Questa cappella gentilizia del Guercio è da considerarsi riduzione in scala della chiesa di S. Chiara di Napoli. Una leggenda racconta che i ceri accesi intorno al suo catafalco abbiano annerito il bel soffitto, oggi appena rischiarato da un buon restauro. La colossale opera fu ideata ed iniziata da Paolo Finoglio, ma completata dai suoi allievi (la chiesa fu, infatti, consacrata nel 1660 dal vescovo Giuseppe Palermo). Tra aggettanti cornici e plastici angioli in gesso si alternano, in serrata euritmia, interessanti tempere, alcune pregevoli altre meno, eseguite da mani diverse. In dieci scomparti sagomati sono raffigurati i miracoli ed il martirio dei SS. Medici, nell'undicesimo i santi taumaturghi che ascendono al cielo in compagnia di S. Francesco, S. Antonio e S. Chiara. Qualcuno ha anche parlato della collaborazione del figlio del grande pittore napoletano, ma documenti lo indicano col titolo di "capitaneus", non di pittore. Interessante il riquadro che rappresenta la carità di S. Elisabetta d'Ungheria, la regina terziaria patrona delle Terziarie che abitarono il monastero per quasi due secoli. Ai quattro angoli del soffitto campeggiano gli stemmi degli Acquaviva D'Aragona, a perenne memoria.

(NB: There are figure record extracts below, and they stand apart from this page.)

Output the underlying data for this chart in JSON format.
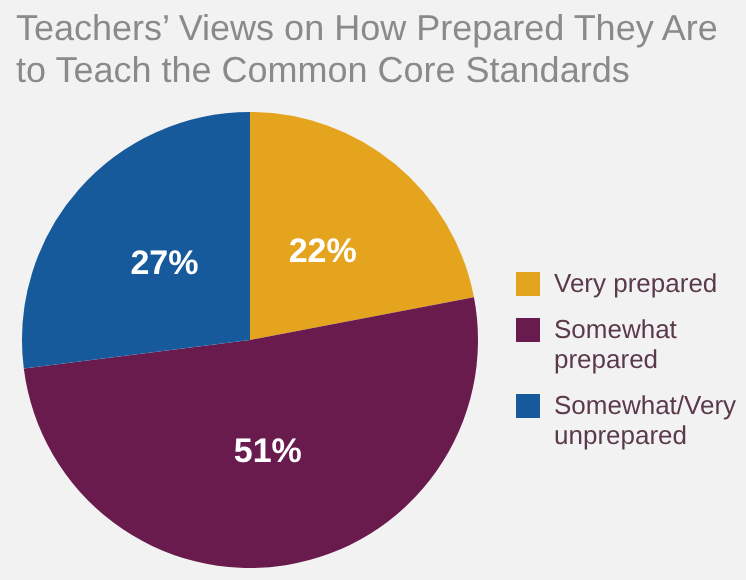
{
  "chart_data": {
    "type": "pie",
    "title": "Teachers’ Views on How Prepared They Are to Teach the Common Core Standards",
    "categories": [
      "Very prepared",
      "Somewhat prepared",
      "Somewhat/Very unprepared"
    ],
    "values": [
      22,
      51,
      27
    ],
    "value_labels": [
      "22%",
      "51%",
      "27%"
    ],
    "colors": [
      "#e5a41e",
      "#6a1b4d",
      "#175a9c"
    ],
    "legend": "right"
  }
}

I sottarchi delle gallerie del matroneo sono opera di Cesare Fracanzano (XVII secolo) che aveva operato anche nella vicina chiesa di S. Benedetto. Sui monumentali altari barocchi, fra i più raffinati di Conversano, fanno bella mostra di sé splendide tele dello stesso Finoglio. A cominciare da destra entrando, e girando tutt'intorno, si ammirano: S. Domenico che ridona la vista ai ciechi, S. Rosa da Viterbo (?), lì battesimo di Cecilia e Valeriano, S. Antonio che libera il padre accusato di omicidio. La pala dell'altare maggiore è attribuita a Fr. Antonio Altobello, pittore bitontino del XVII secolo, allievo di Carlo Rosa. Un ultimo capolavoro del Finoglio, Il martirio di S. Gennaro, è sistemato nell'ambulacro del chiostro. Il campanile, agile ed armonioso, è strutturato in mattoni cotti e concluso con un cupolino di foggia moresca; si dice che almeno il suo disegno sia opera del Finoglio. Sulla porta d'ingresso della chiesa e su quella del monastero il Guercio fece collocare gli stemmi in pietra del suo casato; successivamente, in seguito all'abolizione della feudalità nel Regno delle Due Sicilie (decreto firmato da Giuseppe Bonaparte il 2 luglio 1806), durante una sommossa popolare, lo stemma della chiesa venne asportato (se ne vede ancora l'alloggiamento) mentre quello del monastero fu picconato.

Oggi la chiesa (affidata nel 1912 dal vescovo Lamberti alle Suore Crocifisse Adoratrici che la curano con molto decoro) è assurta al rango di Santuario grazie al particolare culto riservato a Santa Rita da Cascia, per la cui canonizzazione risultò decisivo un miracolo avvenuto in Conversano.